The U.S. treasury department’s office of foreign assets control revealed Tuesday that Mohammad Dandi Adiguna, an Indonesian national living in turkey’s central province of Kayseri, served as a financial facilitator who helped transfer funds to ISIS. (U.S Report Reveals)
Information provided by OFAC shows that ISIS can finance its fighters and operations in northern Syria, particularly in areas controlled by the Turkish armed forces and their armed groups.
Similar findings were also noted in reports by the un security council sanctions committee, which stated that both ISIS and Al-Qaeda had succeeded in raising funds in areas under Turkish control. (U.S Report Reveals)
According to the OFAC report, Adiguna, 26, works closely with Doi Dalia Susanti, an Indonesian woman and financial broker for ISIS, who was helped not only by Adiguna in financial matters but also in operational methods, within the triangle of turkey, Indonesia and Syria, where the two worked together to deliver funds to ISIS cells to enable members of ISIS families to move to safer areas in Idlib, Deir Ez-zor and Raqqa, as well as recruiting young people in the region.
The U.S. report came at the 16th meeting of the global coalition to defeat ISIS’s anti-ISIS funding group, a group of nearly 70 countries and international organizations led by the United States, Italy, and Saudi Arabia.
“The treasury department today took action to uncover and disrupt the network of international facilities that supported ISIS recruitment, including the recruitment of vulnerable children in Syria,” said treasury undersecretary for terrorism and financial intelligence Brian E. Nelson.

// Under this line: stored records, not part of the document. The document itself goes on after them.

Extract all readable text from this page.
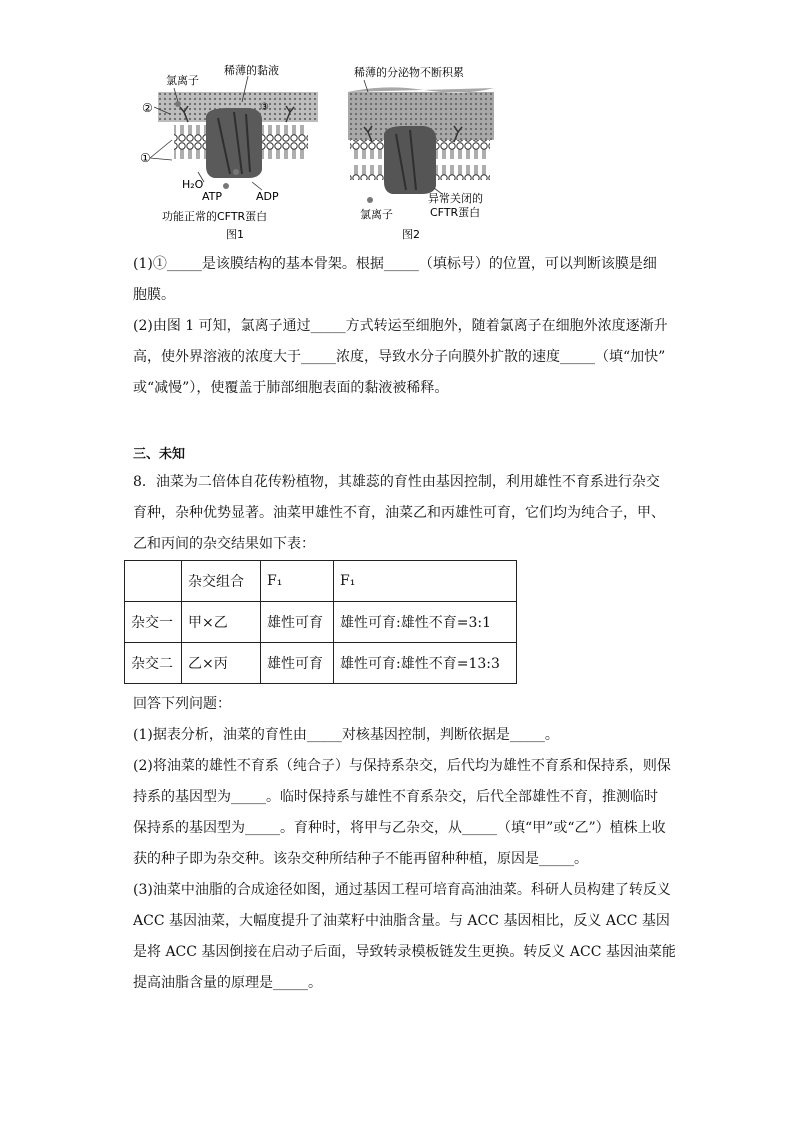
氯离子
稀薄的黏液
②	③
①
H₂O
ATP	ADP
功能正常的CFTR蛋白
图1
稀薄的分泌物不断积累
异常关闭的
CFTR蛋白
氯离子
图2
(1)①_____是该膜结构的基本骨架。根据_____（填标号）的位置，可以判断该膜是细
胞膜。
(2)由图 1 可知，氯离子通过_____方式转运至细胞外，随着氯离子在细胞外浓度逐渐升
高，使外界溶液的浓度大于_____浓度，导致水分子向膜外扩散的速度_____（填“加快”
或“减慢”），使覆盖于肺部细胞表面的黏液被稀释。
三、未知
8．油菜为二倍体自花传粉植物，其雄蕊的育性由基因控制，利用雄性不育系进行杂交
育种，杂种优势显著。油菜甲雄性不育，油菜乙和丙雄性可育，它们均为纯合子，甲、
乙和丙间的杂交结果如下表：
	杂交组合	F₁	F₁
杂交一	甲×乙	雄性可育	雄性可育:雄性不育=3:1
杂交二	乙×丙	雄性可育	雄性可育:雄性不育=13:3
回答下列问题：
(1)据表分析，油菜的育性由_____对核基因控制，判断依据是_____。
(2)将油菜的雄性不育系（纯合子）与保持系杂交，后代均为雄性不育系和保持系，则保
持系的基因型为_____。临时保持系与雄性不育系杂交，后代全部雄性不育，推测临时
保持系的基因型为_____。育种时，将甲与乙杂交，从_____（填“甲”或“乙”）植株上收
获的种子即为杂交种。该杂交种所结种子不能再留种种植，原因是_____。
(3)油菜中油脂的合成途径如图，通过基因工程可培育高油油菜。科研人员构建了转反义
ACC 基因油菜，大幅度提升了油菜籽中油脂含量。与 ACC 基因相比，反义 ACC 基因
是将 ACC 基因倒接在启动子后面，导致转录模板链发生更换。转反义 ACC 基因油菜能
提高油脂含量的原理是_____。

“As part of the international coalition to defeat ISIS, the United States is committed to denying ISIS the ability to raise and transfer funds across multiple countries,” he said.
ISIS is likely to have received funding from more than 40 countries, sending money to ISIS-linked individuals in Syria, which the United States believes supports ISIS’s future return.
The report also referred to the Al-Hol camp for displaced persons in northern Syria, where ISIS members receive up to $20,000 a month, most of the funding comes from turkey, and the United States noted that “ISIS is particularly focused on smuggling children from camps for displaced persons to recruit them as fighters.”
Kayseri province, located in the heart of turkey where Adiguna is based, is a stronghold of President Erdogan’s ruling justice and development party (AKP), as well as a stronghold of Al-Qaeda and ISIS extremists.
Thousands of militants, Turks and foreigners, have used Turkish territory to cross into Syria with the help of smugglers to fight alongside ISIS there, and the Turkish intelligence agency has facilitated their travel through the border province of Kilis in southeastern turkey, one of the main crossing points to territory controlled by the terrorist organization.